In particular, this has bolstered support for independent politicians, who are now backed with a first preference vote by one in five voters. This appears to be because the electorate simply don’t trust political parties anymore and are so drained by extreme austerity that they are adopting an insular, more localised approach to interests, instead of a national approach. The understanding seems to be that independent politicians will have the freedom to put the interests of their local area before a national party line, and this is appealing for people who are fed up of being told that austerity is required for the national interest.

Ireland is also undergoing rapid social change as a wide generational divide is growing over the Catholic church. Whilst older voters and older parties continue to be politically influenced by Catholic values, younger, more liberal voters have rejected this. During last year’s referendum on same-sex marriage and amid current calls for a referendum on the country’s abortion ban, these tensions have been widening. This is partly why new political parties have emerged, including the Social Democrats and Renua, both of which were founded in 2015 and have made a considerable dent in the traditional parties’ vote share.
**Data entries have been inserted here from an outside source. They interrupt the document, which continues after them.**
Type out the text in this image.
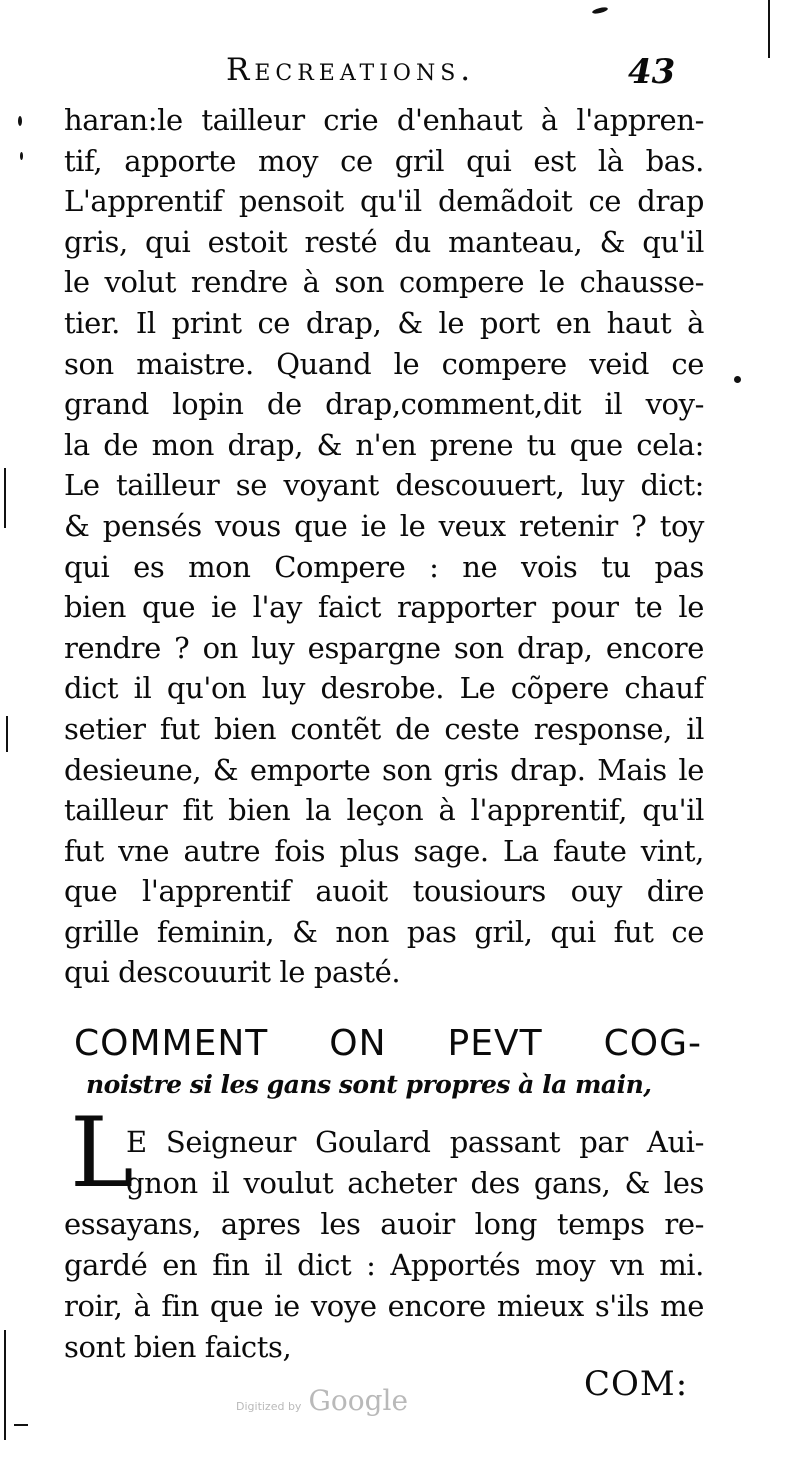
Recreations.	43
haran:le tailleur crie d'enhaut à l'appren-
tif, apporte moy ce gril qui est là bas.
L'apprentif pensoit qu'il demãdoit ce drap
gris, qui estoit resté du manteau, & qu'il
le volut rendre à son compere le chausse-
tier. Il print ce drap, & le port en haut à
son maistre. Quand le compere veid ce
grand lopin de drap,comment,dit il voy-
la de mon drap, & n'en prene tu que cela:
Le tailleur se voyant descouuert, luy dict:
& pensés vous que ie le veux retenir ? toy
qui es mon Compere : ne vois tu pas
bien que ie l'ay faict rapporter pour te le
rendre ? on luy espargne son drap, encore
dict il qu'on luy desrobe. Le cõpere chauf
setier fut bien contẽt de ceste response, il
desieune, & emporte son gris drap. Mais le
tailleur fit bien la leçon à l'apprentif, qu'il
fut vne autre fois plus sage. La faute vint,
que l'apprentif auoit tousiours ouy dire
grille feminin, & non pas gril, qui fut ce
qui descouurit le pasté.
COMMENT ON PEVT COG-
noistre si les gans sont propres à la main,
L
E Seigneur Goulard passant par Aui-
gnon il voulut acheter des gans, & les
essayans, apres les auoir long temps re-
gardé en fin il dict : Apportés moy vn mi.
roir, à fin que ie voye encore mieux s'ils me
sont bien faicts,
COM:
Digitized by Google
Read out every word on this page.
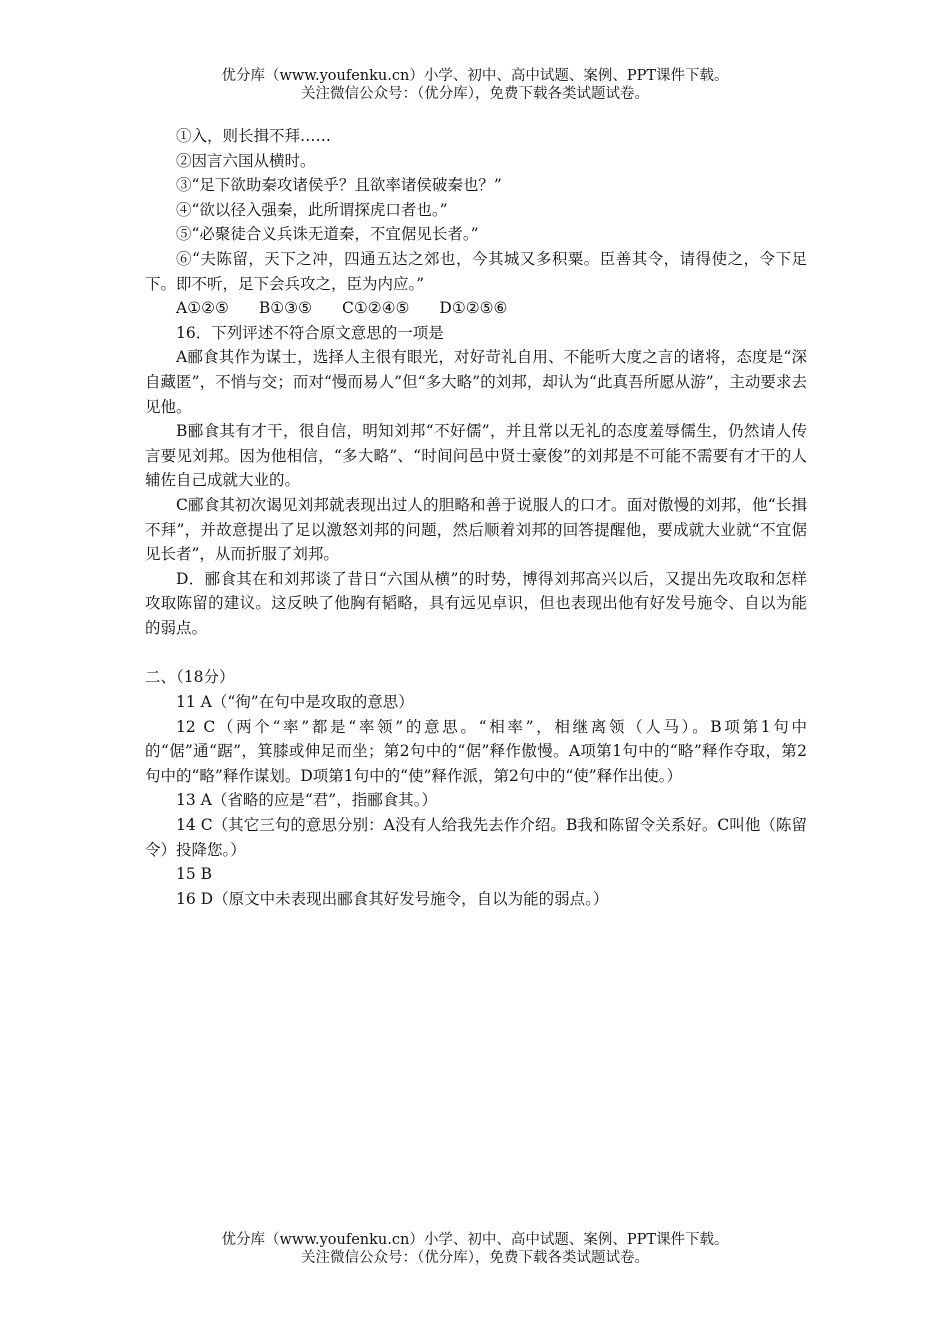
优分库（www.youfenku.cn）小学、初中、高中试题、案例、PPT课件下载。
关注微信公众号：（优分库），免费下载各类试题试卷。

①入，则长揖不拜……

②因言六国从横时。

③“足下欲助秦攻诸侯乎？且欲率诸侯破秦也？”

④“欲以径入强秦，此所谓探虎口者也。”

⑤“必聚徒合义兵诛无道秦，不宜倨见长者。”

⑥“夫陈留，天下之冲，四通五达之郊也，今其城又多积粟。臣善其令，请得使之，令下足下。即不听，足下会兵攻之，臣为内应。”

A①②⑤ B①③⑤ C①②④⑤ D①②⑤⑥

16．下列评述不符合原文意思的一项是

A郦食其作为谋士，选择人主很有眼光，对好苛礼自用、不能听大度之言的诸将，态度是“深自藏匿”，不悄与交；而对“慢而易人”但“多大略”的刘邦，却认为“此真吾所愿从游”，主动要求去见他。

B郦食其有才干，很自信，明知刘邦“不好儒”，并且常以无礼的态度羞辱儒生，仍然请人传言要见刘邦。因为他相信，“多大略”、“时间问邑中贤士豪俊”的刘邦是不可能不需要有才干的人辅佐自己成就大业的。

C郦食其初次谒见刘邦就表现出过人的胆略和善于说服人的口才。面对傲慢的刘邦，他“长揖不拜”，并故意提出了足以激怒刘邦的问题，然后顺着刘邦的回答提醒他，要成就大业就“不宜倨见长者”，从而折服了刘邦。

D．郦食其在和刘邦谈了昔日“六国从横”的时势，博得刘邦高兴以后，又提出先攻取和怎样攻取陈留的建议。这反映了他胸有韬略，具有远见卓识，但也表现出他有好发号施令、自以为能的弱点。

二、（18分）

11 A（“徇”在句中是攻取的意思）

12 C（两个“率”都是“率领”的意思。“相率”，相继离领（人马）。B项第1句中的“倨”通“踞”，箕膝或伸足而坐；第2句中的“倨”释作傲慢。A项第1句中的“略”释作夺取，第2句中的“略”释作谋划。D项第1句中的“使”释作派，第2句中的“使”释作出使。）

13 A（省略的应是“君”，指郦食其。）

14 C（其它三句的意思分别：A没有人给我先去作介绍。B我和陈留令关系好。C叫他（陈留令）投降您。）

15 B

16 D（原文中未表现出郦食其好发号施令，自以为能的弱点。）

优分库（www.youfenku.cn）小学、初中、高中试题、案例、PPT课件下载。
关注微信公众号：（优分库），免费下载各类试题试卷。
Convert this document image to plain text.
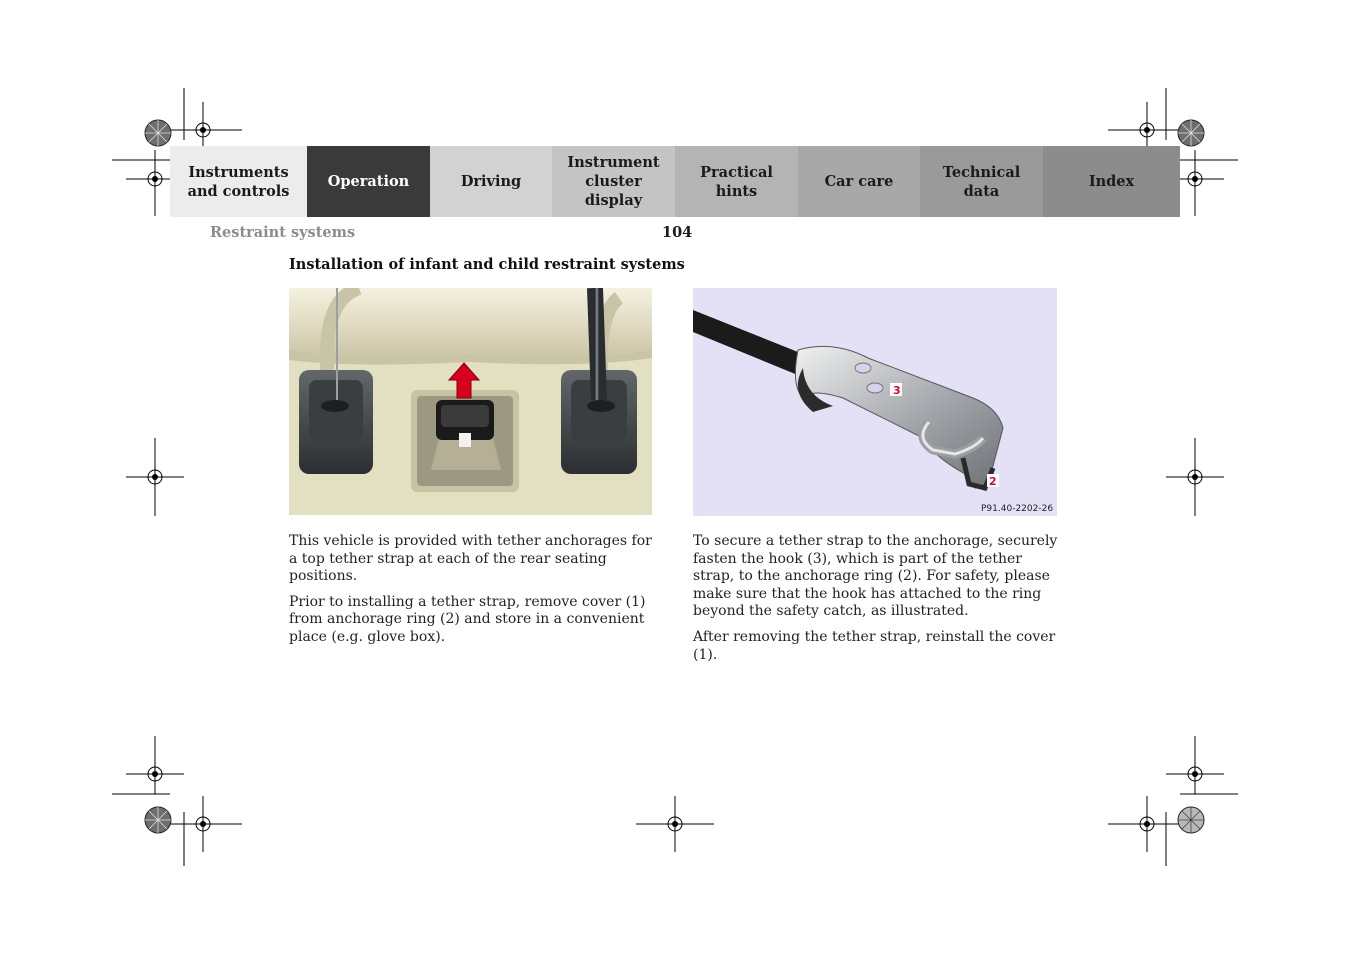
Instruments
and controls
Operation	Driving
Instrument
cluster display
Practical hints
Car care
Technical
data
Index
Restraint systems	104
Installation of infant and child restraint systems
3
2
P91.40-2202-26

This vehicle is provided with tether anchorages for a top tether strap at each of the rear seating positions.

Prior to installing a tether strap, remove cover (1) from anchorage ring (2) and store in a convenient place (e.g. glove box).

To secure a tether strap to the anchorage, securely fasten the hook (3), which is part of the tether strap, to the anchorage ring (2). For safety, please make sure that the hook has attached to the ring beyond the safety catch, as illustrated.

After removing the tether strap, reinstall the cover (1).
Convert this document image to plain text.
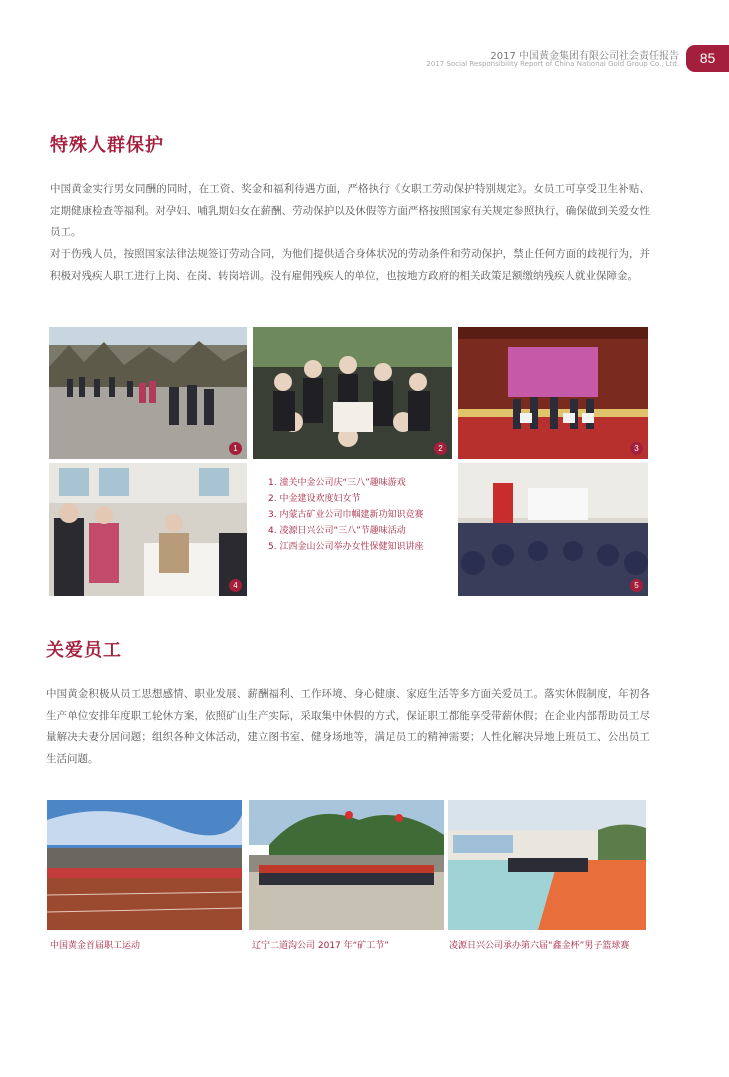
2017 中国黄金集团有限公司社会责任报告
2017 Social Responsibility Report of China National Gold Group Co., Ltd.	85
特殊人群保护
中国黄金实行男女同酬的同时，在工资、奖金和福利待遇方面，严格执行《女职工劳动保护特别规定》。女员工可享受卫生补贴、定期健康检查等福利。对孕妇、哺乳期妇女在薪酬、劳动保护以及休假等方面严格按照国家有关规定参照执行，确保做到关爱女性员工。
对于伤残人员，按照国家法律法规签订劳动合同，为他们提供适合身体状况的劳动条件和劳动保护，禁止任何方面的歧视行为，并积极对残疾人职工进行上岗、在岗、转岗培训。没有雇佣残疾人的单位，也按地方政府的相关政策足额缴纳残疾人就业保障金。
1	2	3
4
1. 潼关中金公司庆“三八”趣味游戏
2. 中金建设欢度妇女节
3. 内蒙古矿业公司巾帼建新功知识竞赛
4. 凌源日兴公司“三八”节趣味活动
5. 江西金山公司举办女性保健知识讲座
5
关爱员工
中国黄金积极从员工思想感情、职业发展、薪酬福利、工作环境、身心健康、家庭生活等多方面关爱员工。落实休假制度，年初各生产单位安排年度职工轮休方案，依照矿山生产实际，采取集中休假的方式，保证职工都能享受带薪休假；在企业内部帮助员工尽量解决夫妻分居问题；组织各种文体活动，建立图书室、健身场地等，满足员工的精神需要；人性化解决异地上班员工、公出员工生活问题。
中国黄金首届职工运动	辽宁二道沟公司 2017 年“矿工节”	凌源日兴公司承办第六届“鑫金杯”男子篮球赛
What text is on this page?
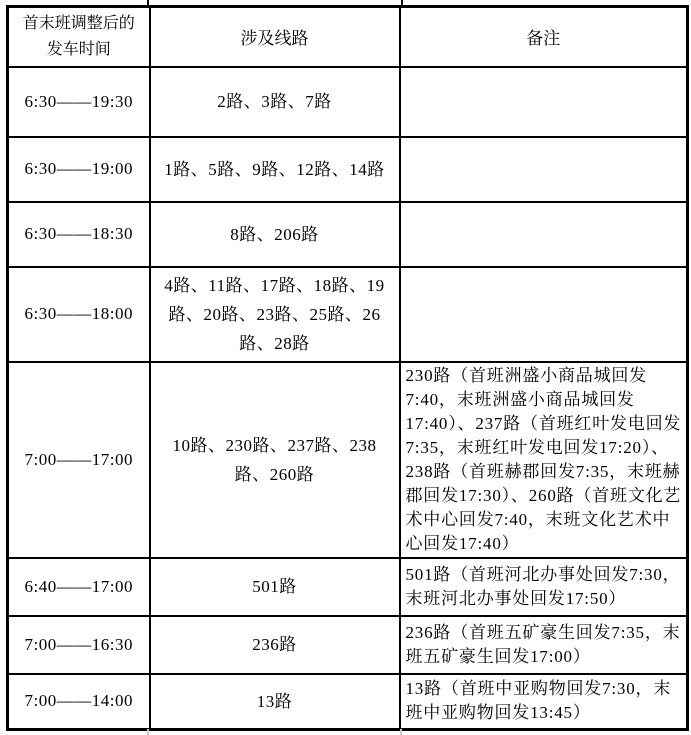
首末班调整后的发车时间	涉及线路	备注
6:30——19:30	2路、3路、7路	
6:30——19:00	1路、5路、9路、12路、14路	
6:30——18:30	8路、206路	
6:30——18:00	4路、11路、17路、18路、19路、20路、23路、25路、26路、28路	
7:00——17:00	10路、230路、237路、238路、260路	230路（首班洲盛小商品城回发7:40，末班洲盛小商品城回发17:40）、237路（首班红叶发电回发7:35，末班红叶发电回发17:20）、238路（首班赫郡回发7:35，末班赫郡回发17:30）、260路（首班文化艺术中心回发7:40，末班文化艺术中心回发17:40）
6:40——17:00	501路	501路（首班河北办事处回发7:30，末班河北办事处回发17:50）
7:00——16:30	236路	236路（首班五矿豪生回发7:35，末班五矿豪生回发17:00）
7:00——14:00	13路	13路（首班中亚购物回发7:30，末班中亚购物回发13:45）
The coming days and weeks will show whether any of the parties are able or wiling to come together to form a grand-coalition or attempt to rule by minority government and the coming months will tell if or for how long the country can limp along in this way. It is clear from this weekend’s result that the Irish people have firmly rejected the political status quo. But quite what they have rejected it for, and whether the country’s parliamentary structures are fit to deliver it, won’t be clear for some time.